E’ quanto ha detto ieri Papa Francesco poco prima della preghiera mariana dell’Angelus. Commentando il racconto evangelico della predicazione di Gesù nella sinagoga di Nazareth e del tentativo degli abitanti della cittadina di buttarlo giù dal precipizio il Pontefice ha spiegato che questo brano “mette in luce una tentazione alla quale l’uomo religioso è sempre esposto – tutti noi siamo esposti – e dalla quale occorre prendere decisamente le distanze”, ossia “la tentazione di considerare la religione come un investimento umano e, di conseguenza, mettersi a ‘contrattare’ con Dio cercando il proprio interesse”. Invece, il monito del Papa, “nella vera religione, si tratta di accogliere la rivelazione di un Dio che è Padre e che ha cura di ogni sua creatura, anche di quella più piccola e insignificante agli occhi degli uomini”. Proprio in questo “consiste il ministero profetico di Gesù: nell’annunciare che nessuna condizione umana può costituire motivo di esclusione – nessuna condizione umana può essere motivo di esclusione! – dal cuore del Padre”.
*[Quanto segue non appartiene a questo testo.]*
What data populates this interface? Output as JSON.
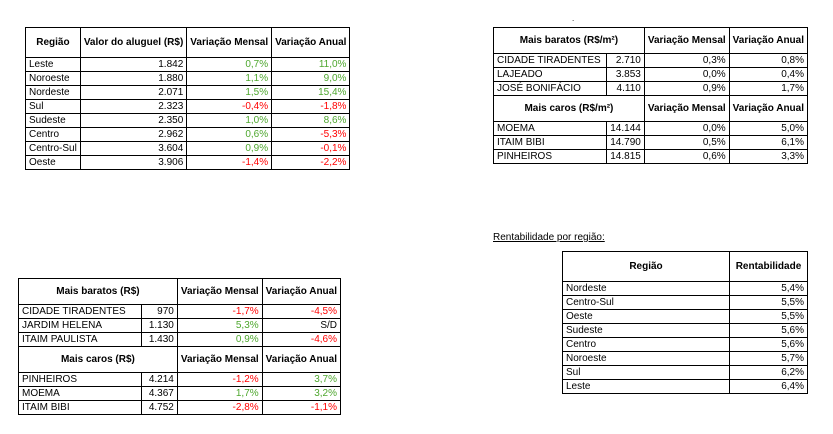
{
  "dot_mark": ".",
  "regiao_table": {
    "headers": [
      "Região",
      "Valor do aluguel (R$)",
      "Variação Mensal",
      "Variação Anual"
    ],
    "rows": [
      [
        "Leste",
        "1.842",
        "0,7%",
        "11,0%"
      ],
      [
        "Noroeste",
        "1.880",
        "1,1%",
        "9,0%"
      ],
      [
        "Nordeste",
        "2.071",
        "1,5%",
        "15,4%"
      ],
      [
        "Sul",
        "2.323",
        "-0,4%",
        "-1,8%"
      ],
      [
        "Sudeste",
        "2.350",
        "1,0%",
        "8,6%"
      ],
      [
        "Centro",
        "2.962",
        "0,6%",
        "-5,3%"
      ],
      [
        "Centro-Sul",
        "3.604",
        "0,9%",
        "-0,1%"
      ],
      [
        "Oeste",
        "3.906",
        "-1,4%",
        "-2,2%"
      ]
    ],
    "colors": {
      "positive": "#4ea72e",
      "negative": "#ff0000"
    }
  },
  "m2_table": {
    "baratos_header": "Mais baratos (R$/m²)",
    "caros_header": "Mais caros (R$/m²)",
    "var_mensal": "Variação Mensal",
    "var_anual": "Variação Anual",
    "baratos": [
      [
        "CIDADE TIRADENTES",
        "2.710",
        "0,3%",
        "0,8%"
      ],
      [
        "LAJEADO",
        "3.853",
        "0,0%",
        "0,4%"
      ],
      [
        "JOSÉ BONIFÁCIO",
        "4.110",
        "0,9%",
        "1,7%"
      ]
    ],
    "caros": [
      [
        "MOEMA",
        "14.144",
        "0,0%",
        "5,0%"
      ],
      [
        "ITAIM BIBI",
        "14.790",
        "0,5%",
        "6,1%"
      ],
      [
        "PINHEIROS",
        "14.815",
        "0,6%",
        "3,3%"
      ]
    ]
  },
  "rs_table": {
    "baratos_header": "Mais baratos (R$)",
    "caros_header": "Mais caros (R$)",
    "var_mensal": "Variação Mensal",
    "var_anual": "Variação Anual",
    "baratos": [
      [
        "CIDADE TIRADENTES",
        "970",
        "-1,7%",
        "-4,5%"
      ],
      [
        "JARDIM HELENA",
        "1.130",
        "5,3%",
        "S/D"
      ],
      [
        "ITAIM PAULISTA",
        "1.430",
        "0,9%",
        "-4,6%"
      ]
    ],
    "caros": [
      [
        "PINHEIROS",
        "4.214",
        "-1,2%",
        "3,7%"
      ],
      [
        "MOEMA",
        "4.367",
        "1,7%",
        "3,2%"
      ],
      [
        "ITAIM BIBI",
        "4.752",
        "-2,8%",
        "-1,1%"
      ]
    ]
  },
  "rentabilidade": {
    "caption": "Rentabilidade por região:",
    "headers": [
      "Região",
      "Rentabilidade"
    ],
    "rows": [
      [
        "Nordeste",
        "5,4%"
      ],
      [
        "Centro-Sul",
        "5,5%"
      ],
      [
        "Oeste",
        "5,5%"
      ],
      [
        "Sudeste",
        "5,6%"
      ],
      [
        "Centro",
        "5,6%"
      ],
      [
        "Noroeste",
        "5,7%"
      ],
      [
        "Sul",
        "6,2%"
      ],
      [
        "Leste",
        "6,4%"
      ]
    ]
  }
}
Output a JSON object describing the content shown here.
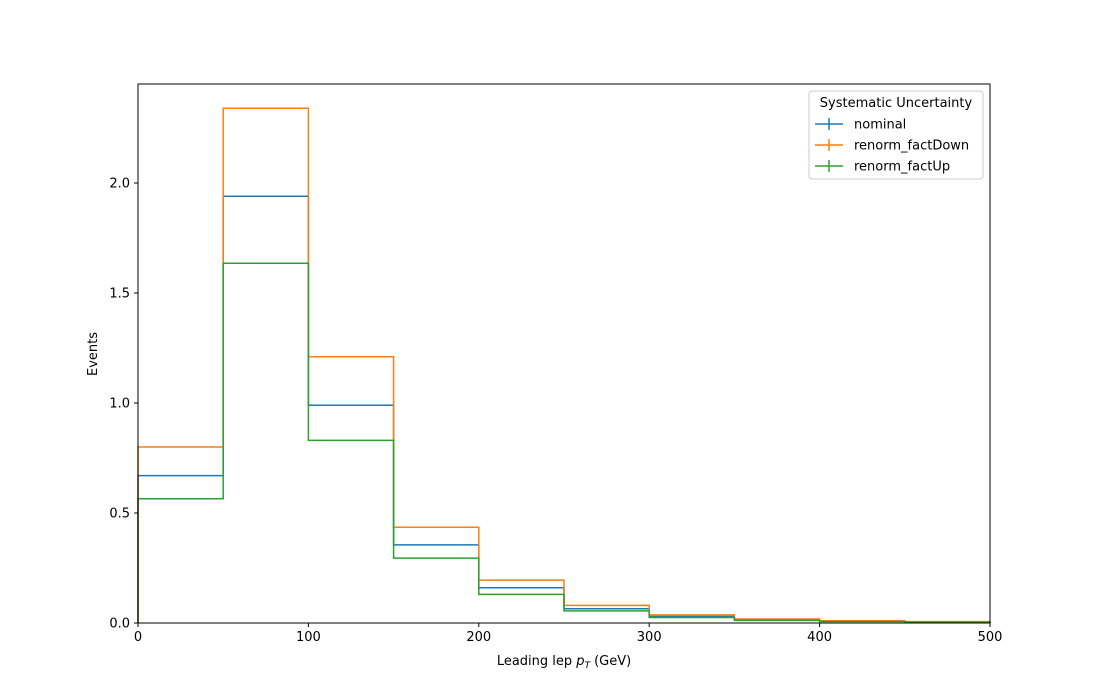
{
  "chart_data": {
    "type": "step",
    "title": "",
    "xlabel": "Leading lep",
    "xlabel_symbol": "p",
    "xlabel_subscript": "T",
    "xlabel_unit": "(GeV)",
    "ylabel": "Events",
    "xlim": [
      0,
      500
    ],
    "ylim": [
      0,
      2.45
    ],
    "xticks": [
      0,
      100,
      200,
      300,
      400,
      500
    ],
    "xtick_labels": [
      "0",
      "100",
      "200",
      "300",
      "400",
      "500"
    ],
    "yticks": [
      0,
      0.5,
      1.0,
      1.5,
      2.0
    ],
    "ytick_labels": [
      "0.0",
      "0.5",
      "1.0",
      "1.5",
      "2.0"
    ],
    "grid": false,
    "legend": {
      "title": "Systematic Uncertainty",
      "position": "top-right"
    },
    "bin_edges": [
      0,
      50,
      100,
      150,
      200,
      250,
      300,
      350,
      400,
      450,
      500
    ],
    "series": [
      {
        "name": "nominal",
        "color": "#1f77b4",
        "values": [
          0.67,
          1.94,
          0.99,
          0.355,
          0.16,
          0.065,
          0.03,
          0.015,
          0.008,
          0.005
        ]
      },
      {
        "name": "renorm_factDown",
        "color": "#ff7f0e",
        "values": [
          0.8,
          2.34,
          1.21,
          0.435,
          0.195,
          0.08,
          0.037,
          0.018,
          0.01,
          0.006
        ]
      },
      {
        "name": "renorm_factUp",
        "color": "#2ca02c",
        "values": [
          0.565,
          1.635,
          0.83,
          0.295,
          0.13,
          0.055,
          0.025,
          0.012,
          0.007,
          0.004
        ]
      }
    ]
  }
}
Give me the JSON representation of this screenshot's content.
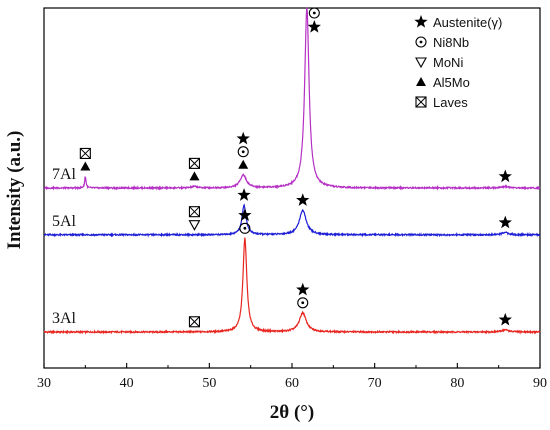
{
  "chart_data": {
    "type": "line",
    "xlabel": "2θ (°)",
    "ylabel": "Intensity (a.u.)",
    "xlim": [
      30,
      90
    ],
    "xticks": [
      "30",
      "40",
      "50",
      "60",
      "70",
      "80",
      "90"
    ],
    "grid": false,
    "legend_position": "top-right",
    "legend": [
      {
        "symbol": "star",
        "label": "Austenite(γ)"
      },
      {
        "symbol": "circle-dot",
        "label": "Ni8Nb"
      },
      {
        "symbol": "triangle-open",
        "label": "MoNi"
      },
      {
        "symbol": "triangle-filled",
        "label": "Al5Mo"
      },
      {
        "symbol": "box-x",
        "label": "Laves"
      }
    ],
    "series": [
      {
        "name": "3Al",
        "color": "#e8261f",
        "baseline": 0.1,
        "peaks": [
          {
            "x": 54.3,
            "h": 0.26,
            "w": 0.28
          },
          {
            "x": 61.3,
            "h": 0.053,
            "w": 0.5
          },
          {
            "x": 85.8,
            "h": 0.006,
            "w": 0.5
          }
        ],
        "markers": [
          {
            "x": 48.2,
            "symbols": [
              "box-x"
            ]
          },
          {
            "x": 54.3,
            "symbols": [
              "star",
              "circle-dot"
            ]
          },
          {
            "x": 61.3,
            "symbols": [
              "star",
              "circle-dot"
            ]
          },
          {
            "x": 85.8,
            "symbols": [
              "star"
            ]
          }
        ]
      },
      {
        "name": "5Al",
        "color": "#1f1fd6",
        "baseline": 0.37,
        "peaks": [
          {
            "x": 54.2,
            "h": 0.082,
            "w": 0.3
          },
          {
            "x": 61.3,
            "h": 0.068,
            "w": 0.5
          },
          {
            "x": 85.8,
            "h": 0.006,
            "w": 0.5
          }
        ],
        "markers": [
          {
            "x": 48.2,
            "symbols": [
              "box-x",
              "triangle-open"
            ]
          },
          {
            "x": 54.2,
            "symbols": [
              "star"
            ]
          },
          {
            "x": 61.3,
            "symbols": [
              "star"
            ]
          },
          {
            "x": 85.8,
            "symbols": [
              "star"
            ]
          }
        ]
      },
      {
        "name": "7Al",
        "color": "#b530c4",
        "baseline": 0.5,
        "peaks": [
          {
            "x": 35.0,
            "h": 0.032,
            "w": 0.1
          },
          {
            "x": 48.2,
            "h": 0.004,
            "w": 0.4
          },
          {
            "x": 54.1,
            "h": 0.036,
            "w": 0.45
          },
          {
            "x": 61.8,
            "h": 0.5,
            "w": 0.32
          },
          {
            "x": 85.8,
            "h": 0.004,
            "w": 0.5
          }
        ],
        "markers": [
          {
            "x": 35.0,
            "symbols": [
              "box-x",
              "triangle-filled"
            ]
          },
          {
            "x": 48.2,
            "symbols": [
              "box-x",
              "triangle-filled"
            ]
          },
          {
            "x": 54.1,
            "symbols": [
              "star",
              "circle-dot",
              "triangle-filled"
            ]
          },
          {
            "x": 62.7,
            "symbols": [
              "circle-dot",
              "star"
            ],
            "top": true
          },
          {
            "x": 85.8,
            "symbols": [
              "star"
            ]
          }
        ]
      }
    ]
  }
}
“L’unico privilegio agli occhi di Dio è quello di non avere privilegi”, ha detto ancora Papa Bergoglio, “di non avere padrini”, “di essere abbandonati nelle sue mani”. Dio, ha spiegato, “viene incontro agli uomini e alle donne di tutti i tempi e luoghi nella situazione concreta in cui essi si trovano. Viene incontro anche a noi. E’ sempre Lui che fa il primo passo: viene a visitarci con la sua misericordia, a sollevarci dalla polvere dei nostri peccati; viene a tenderci la mano per farci risalire dal baratro in cui ci ha fatto cadere il nostro orgoglio, e ci invita ad accogliere la consolante verità del Vangelo e a camminare sulle vie del bene. Ma Lui viene sempre a trovarci, a cercarci”. Il Papa ha quindi rivolto un pensiero a Maria, quel giorno certamente nella sinagoga di Nazareth. “Possiamo immaginare le risonanze del suo cuore”, “un piccolo anticipo – ha aggiunto fuori testo – di quello che soffrirà sotto la Croce, vedendo Gesù, lì in sinagoga, prima ammirato, poi sfidato, poi insultato, minacciato di morte”. Nel suo cuore, “pieno di fede, lei custodiva ogni cosa. Ci aiuti Lei – ha concluso – a convertirci da un dio dei miracoli al miracolo di Dio, che è Gesù Cristo.